Quick Take
- Narration: Virtual Voice narrates, and the reviews suggest the print edition itself has significant production issues including missing page numbers, cut-off content, and unclear images. The audio is a secondary format problem for a title already struggling with primary format execution.
- Themes: Excel data tools, Power BI dashboards, Python for data analysis
- Mood: Overpromising and technically incomplete
- Verdict: The low rating and consistent review complaints about production quality and elementary-level content make this difficult to recommend over better-documented alternatives.
There is a category of technical book that attempts to teach three distinct professional tools in a single volume and ends up adequately covering none of them. Data Analytics with Excel, Power BI and Python sits in that category. The ambition is understandable: Excel, Power BI, and Python are the three most commonly requested tools in entry-level data analyst job postings, and a book that bridges all three would genuinely serve the market. The execution here does not fulfill that ambition.

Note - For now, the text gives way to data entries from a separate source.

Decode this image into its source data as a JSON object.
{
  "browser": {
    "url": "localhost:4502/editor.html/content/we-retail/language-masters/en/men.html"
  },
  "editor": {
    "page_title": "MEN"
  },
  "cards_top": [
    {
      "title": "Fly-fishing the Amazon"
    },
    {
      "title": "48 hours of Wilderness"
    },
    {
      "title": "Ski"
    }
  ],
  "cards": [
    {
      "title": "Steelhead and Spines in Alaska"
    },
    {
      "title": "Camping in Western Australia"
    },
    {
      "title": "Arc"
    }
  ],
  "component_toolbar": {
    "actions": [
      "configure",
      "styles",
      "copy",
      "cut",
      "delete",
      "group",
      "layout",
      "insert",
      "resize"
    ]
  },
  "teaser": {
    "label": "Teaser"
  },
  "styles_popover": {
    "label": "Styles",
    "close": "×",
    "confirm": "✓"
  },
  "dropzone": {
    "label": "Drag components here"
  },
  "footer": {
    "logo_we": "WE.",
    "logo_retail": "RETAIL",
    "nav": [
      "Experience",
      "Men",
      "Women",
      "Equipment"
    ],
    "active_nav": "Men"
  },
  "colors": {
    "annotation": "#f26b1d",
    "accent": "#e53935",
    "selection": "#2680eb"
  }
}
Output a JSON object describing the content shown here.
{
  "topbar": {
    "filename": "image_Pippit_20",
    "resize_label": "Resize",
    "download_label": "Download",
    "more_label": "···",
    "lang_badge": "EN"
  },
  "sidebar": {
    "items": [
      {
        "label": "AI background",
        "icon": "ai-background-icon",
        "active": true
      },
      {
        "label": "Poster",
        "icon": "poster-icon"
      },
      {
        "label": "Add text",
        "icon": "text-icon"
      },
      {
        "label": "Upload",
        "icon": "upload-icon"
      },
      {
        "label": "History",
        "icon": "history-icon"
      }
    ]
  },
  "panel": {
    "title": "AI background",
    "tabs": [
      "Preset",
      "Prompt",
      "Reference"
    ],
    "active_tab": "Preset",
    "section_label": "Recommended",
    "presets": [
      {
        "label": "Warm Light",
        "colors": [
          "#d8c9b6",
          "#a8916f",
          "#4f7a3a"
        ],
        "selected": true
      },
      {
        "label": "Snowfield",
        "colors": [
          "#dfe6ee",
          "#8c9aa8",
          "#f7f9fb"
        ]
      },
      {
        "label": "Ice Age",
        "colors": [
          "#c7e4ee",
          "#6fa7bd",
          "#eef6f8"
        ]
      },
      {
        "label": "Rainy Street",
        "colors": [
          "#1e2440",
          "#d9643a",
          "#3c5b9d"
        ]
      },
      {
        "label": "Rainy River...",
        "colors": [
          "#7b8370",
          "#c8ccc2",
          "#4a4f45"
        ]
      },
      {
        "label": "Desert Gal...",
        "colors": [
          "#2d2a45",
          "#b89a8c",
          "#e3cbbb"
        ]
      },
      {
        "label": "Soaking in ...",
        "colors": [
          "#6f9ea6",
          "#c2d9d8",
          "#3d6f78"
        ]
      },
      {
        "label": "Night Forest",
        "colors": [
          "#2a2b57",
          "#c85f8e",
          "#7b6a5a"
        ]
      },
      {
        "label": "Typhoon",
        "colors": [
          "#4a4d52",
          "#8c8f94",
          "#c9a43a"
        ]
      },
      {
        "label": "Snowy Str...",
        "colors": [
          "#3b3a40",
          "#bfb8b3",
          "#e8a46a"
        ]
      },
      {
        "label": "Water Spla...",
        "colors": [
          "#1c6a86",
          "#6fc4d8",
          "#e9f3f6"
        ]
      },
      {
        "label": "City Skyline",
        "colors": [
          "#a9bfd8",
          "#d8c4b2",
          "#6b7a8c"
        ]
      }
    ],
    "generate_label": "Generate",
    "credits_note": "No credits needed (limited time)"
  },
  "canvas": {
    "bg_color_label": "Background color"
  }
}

I want to be fair to what the book is trying to do. Author Punit Prabhu has clearly designed this as a self-study resource, complete with a companion blog, a YouTube channel, and an email address for queries. That support infrastructure suggests good faith investment in the learner’s success. The problem is what the reviews consistently describe: the content is elementary to the point that reviewers with basic technical backgrounds found nothing applicable, and the print production has documented issues with missing page numbers and truncated text that make even the intended reference function difficult.
The Tool Coverage Problem
Covering Excel, Power BI, and Python in four and a half hours of audio requires a level of compression that makes the coverage feel like a glossary rather than a guide. The book’s stated outcomes are ambitious: in-depth knowledge in both Excel and Power BI, the ability to create interactive dashboards, and enough Python proficiency for data analytics work. That scope is a year of part-time study for a complete beginner, not four hours of listening. The gap between what the introduction promises and what the runtime can deliver is substantial.
Reviewer Jonathan Enchia, who expected IT-professional-level content, describes feeling cheated. That reaction reflects a mismatch between the book’s positioning and its actual depth. The content that exists is described as appropriate for students and professionals with no prior background, which may be accurate. But the book markets itself to a broader audience without signaling clearly enough where it sits on the proficiency spectrum.
Production and Format Concerns
The print edition reviews raise flags that affect the audio edition by extension. When reviewers report that the table of contents references page numbers that don’t exist in the body of the book, and that content is cut off mid-thought and doesn’t continue on the following page, these are problems that suggest the underlying manuscript needs attention regardless of format. A Virtual Voice narration of a text with these structural problems compounds the issue: what reads as abrupt in print becomes confusing in audio, with no visual context to bridge gaps.
The accompanying practice files are offered via an external link, which creates a dependency that listeners cannot access mid-session. For a book whose core value proposition is hands-on skill development, the inability to follow along interactively while listening is a meaningful limitation.
Listener Guidance
If you are a complete beginner to all three tools and want a high-level orientation before committing to a more detailed course, this might serve as a preview rather than a learning resource. But the reviews, the runtime, and the production issues point toward alternatives as the better investment. Greg Deckler’s Learn Power BI, available elsewhere in this data science library, covers the Power BI component alone with considerably more depth and a stronger track record with beginner audiences. For Python and Excel, the landscape of well-reviewed beginner resources is extensive enough that this title doesn’t distinguish itself.
Frequently Asked Questions
The synopsis mentions free practice files. Are these accessible from the Audible edition?
The practice files are offered via an external link referenced in the book content. In the audio edition, you would need to access these separately, which requires pausing playback and navigating to the companion site. This is a meaningful limitation for a book designed around hands-on skill practice.
How elementary is the Excel and Power BI content? Is it genuinely entry-level or does it assume some prior knowledge?
Reviewer feedback suggests the content is genuinely entry-level to the point that reviewers with any prior technical background found it below their level. Someone who has never opened Power BI or written a formula in Excel should be the primary audience. IT professionals and people with intermediate spreadsheet skills will likely find the coverage too basic.
Is there a better audiobook option for learning Power BI as a beginner?
Greg Deckler’s Learn Power BI is a commonly cited alternative that focuses entirely on the Power BI tool and goes into considerably more depth. It has a stronger review record and covers the full range of Power BI functionality from ingestion through dashboard publication. For a focused single-tool approach, it is the more reliable investment.
Can this book actually teach Python for data analytics in the space available?
No. Given that the total runtime covers three major tools in under five hours, the Python coverage is necessarily introductory at best. Learning Python for data analytics at a functional professional level requires substantially more time and practice than any audio-only format can provide. This book can introduce the concept of Python in a data context, not teach you to use it.